1. La Corte d’appello di Napoli con sentenza del 26/05/2011, parzialmente riformando la sentenza di primo grado emessa dal Gip di quel Tribunale in data 27/09/2010, pronunciata anche nei confronti di altri imputati per i quali si è proceduto separatamente, ha assolto B.A. dall’imputazione ascrittagli al capo 37, relativa alla contestazione di ipotesi associativa nell’ambito dell’attività di cessione illecita di stupefacenti, rideterminando la pena per le residue imputazioni attinenti alla detenzione a fini di spaccio di sostanza stupefacente.

2. Ha proposto ricorso la difesa di B.A. eccependo con il primo motivo di ricorso la nullità della sentenza impugnata per violazione di legge penale processuale e vizio di motivazione. Si rileva che nell’atto d’appello era stata svolta l’eccezione di inutilizzabilltà delle intercettazioni che riguardavano la sua posizione, su cui la Corte non si è espressa, limitandosi ad osservare che in sede di giudizio abbreviato, quale quello che ci occupa, possano utilizzarsi tutti gli atti non illegittimamente assunti, non considerando che l’eccezione riguardava proprio l’illegittimità dell’assunzione della prova, che ne causava inutilizzabilità patologica, rilevabile anche nel procedimento a prova contratta Nel merito si rileva che il contatto telefonico che ha portato ad accertare il collegamento dell’interessato con uno dei coimputati, registrato in forza del decreto n. 1891/07 del 26/4/2007, condusse il PM a disporre d’urgenza l’intercettazione dell’utenza dell’odierno ricorrente con decreto n. 3099/07 del 17 luglio 2007 con previsione che fossero captate le comunicazioni "attraverso le postazioni della sala di ascolto della procura della Repubblica di Frosinone con remotizzazione". Tale modalità non è stata mai attuata con riferimento alle captazioni sul numero del ricorrente, circostanza che comporta l’inutilizzabilità delle intercettazioni ex art. 271 cod. proc. pen. per violazione dell’art. 268 cod. proc. pen., comma 3, essendosi in tal modo realizzata una violazione del diritto alla riservatezza tutelato dalla carta costituzionale.

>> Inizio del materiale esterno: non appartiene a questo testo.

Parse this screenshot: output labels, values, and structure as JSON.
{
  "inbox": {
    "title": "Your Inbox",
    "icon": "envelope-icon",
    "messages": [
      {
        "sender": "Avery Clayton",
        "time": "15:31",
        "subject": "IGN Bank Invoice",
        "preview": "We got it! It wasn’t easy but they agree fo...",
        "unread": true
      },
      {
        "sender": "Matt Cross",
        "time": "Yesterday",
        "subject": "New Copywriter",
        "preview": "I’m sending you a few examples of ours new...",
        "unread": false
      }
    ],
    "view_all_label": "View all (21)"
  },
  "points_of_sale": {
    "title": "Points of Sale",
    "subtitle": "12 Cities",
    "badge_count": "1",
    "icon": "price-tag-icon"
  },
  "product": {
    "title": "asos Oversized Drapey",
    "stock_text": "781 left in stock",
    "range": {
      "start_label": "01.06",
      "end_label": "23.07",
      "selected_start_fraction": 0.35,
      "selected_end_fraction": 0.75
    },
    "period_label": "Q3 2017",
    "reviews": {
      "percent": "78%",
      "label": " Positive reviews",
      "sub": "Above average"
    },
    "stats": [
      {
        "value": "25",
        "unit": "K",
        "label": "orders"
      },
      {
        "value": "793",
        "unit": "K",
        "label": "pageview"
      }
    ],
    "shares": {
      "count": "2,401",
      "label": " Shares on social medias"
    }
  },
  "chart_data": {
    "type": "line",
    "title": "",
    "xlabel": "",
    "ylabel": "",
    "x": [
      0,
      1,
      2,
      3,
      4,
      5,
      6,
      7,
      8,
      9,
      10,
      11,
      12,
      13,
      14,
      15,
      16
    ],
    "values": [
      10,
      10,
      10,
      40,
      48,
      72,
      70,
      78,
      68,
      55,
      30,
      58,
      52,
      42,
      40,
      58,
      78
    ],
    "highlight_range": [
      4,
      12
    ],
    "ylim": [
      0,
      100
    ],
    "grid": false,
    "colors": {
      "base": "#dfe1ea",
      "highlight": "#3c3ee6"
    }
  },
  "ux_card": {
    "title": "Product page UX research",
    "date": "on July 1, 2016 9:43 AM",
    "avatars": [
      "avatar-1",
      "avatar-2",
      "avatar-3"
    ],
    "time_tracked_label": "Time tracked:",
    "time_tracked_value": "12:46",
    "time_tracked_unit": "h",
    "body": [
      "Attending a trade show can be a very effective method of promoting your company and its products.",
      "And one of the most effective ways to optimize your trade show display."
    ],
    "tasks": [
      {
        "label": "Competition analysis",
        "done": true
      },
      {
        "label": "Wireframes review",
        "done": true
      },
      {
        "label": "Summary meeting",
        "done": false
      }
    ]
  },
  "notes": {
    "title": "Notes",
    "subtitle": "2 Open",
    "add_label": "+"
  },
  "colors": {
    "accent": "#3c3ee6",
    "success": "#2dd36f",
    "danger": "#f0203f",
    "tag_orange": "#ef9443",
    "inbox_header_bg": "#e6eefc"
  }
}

Ad illustrazione dell’eccezione il ricorrente rileva che dalla lettura dei relativi processi verbali risulta che l’impianto tecnico utilizzato per operazioni di intercettazione e deviazione fu posizionato all’interno dei locali della questura di Frosinone, in luogo diverso da quello autorizzato, con modalità già ritenuta illegittima dalla giurisprudenza di questa Corte, espressa a sezioni unite.

3. Con il secondo motivo si eccepisce mancanza, contraddittorietà ed illogicità della motivazione sulla responsabilità, non potendosi ritenere adempiuto l’onere motivazionale con il mero richiamo alla pronuncia di primo grado, poichè quest’ultima si limita a riportare il contenuto di alcune conversazioni, senza sottoporle a vaglio critico, sicchè non è dato comprendere il ragionamento che giustifica l’affermazione di colpevolezza, tanto più ove rapportato agli elementi posti a base del gravame.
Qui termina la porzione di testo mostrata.